Once again, I didn’t totally follow the recipe. I was unable to find the specific kale the recipe asked for. Tuscan kale, which is what the recipe called for is actually different than curly kale, the version available at Top Foods. Visually, texturally and the bitterness levels are different. Possibly taste as well; I have never tasted either one. However, curly kale is what was available and so curly kale it was.
Also, due to the difference between the two kales, I thought it would be difficult to grill curly kale and so I roasted it in the oven instead.

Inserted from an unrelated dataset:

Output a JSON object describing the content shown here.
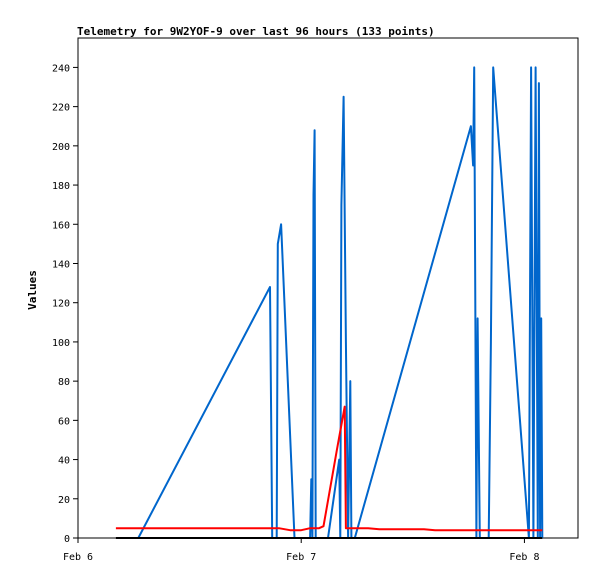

The measurements of the additions to the risotto were a little on the slim side. One ounce of pancetta. Really, that’s it? One ounce is like nothing, and what isn’t better with more pancetta in it? Besides, a package of pancetta is three ounces, and I’m not about to waste it! I also bulked up the amount of toasted walnuts, oil-packed dried tomatoes, and chopped onion and added a bit more mascarpone cheese.
I was a tad worried that the kale wouldn’t be good, as it roasted unevenly in the oven (due to so much of it on the sheet pan) and taste test was bitter. Curly kale is bitterer than Tuscan kale.
Fear not! When mixed all together the ingredients married nicely. The mascarpone added a lovely creaminess; the toasted walnuts added a nutty note of flavor and crunch of texture. It was quite good and we now have risotto for the next several days. Funny no matter how much risotto you eat, there is still more. I think it multiplies over night in the fridge.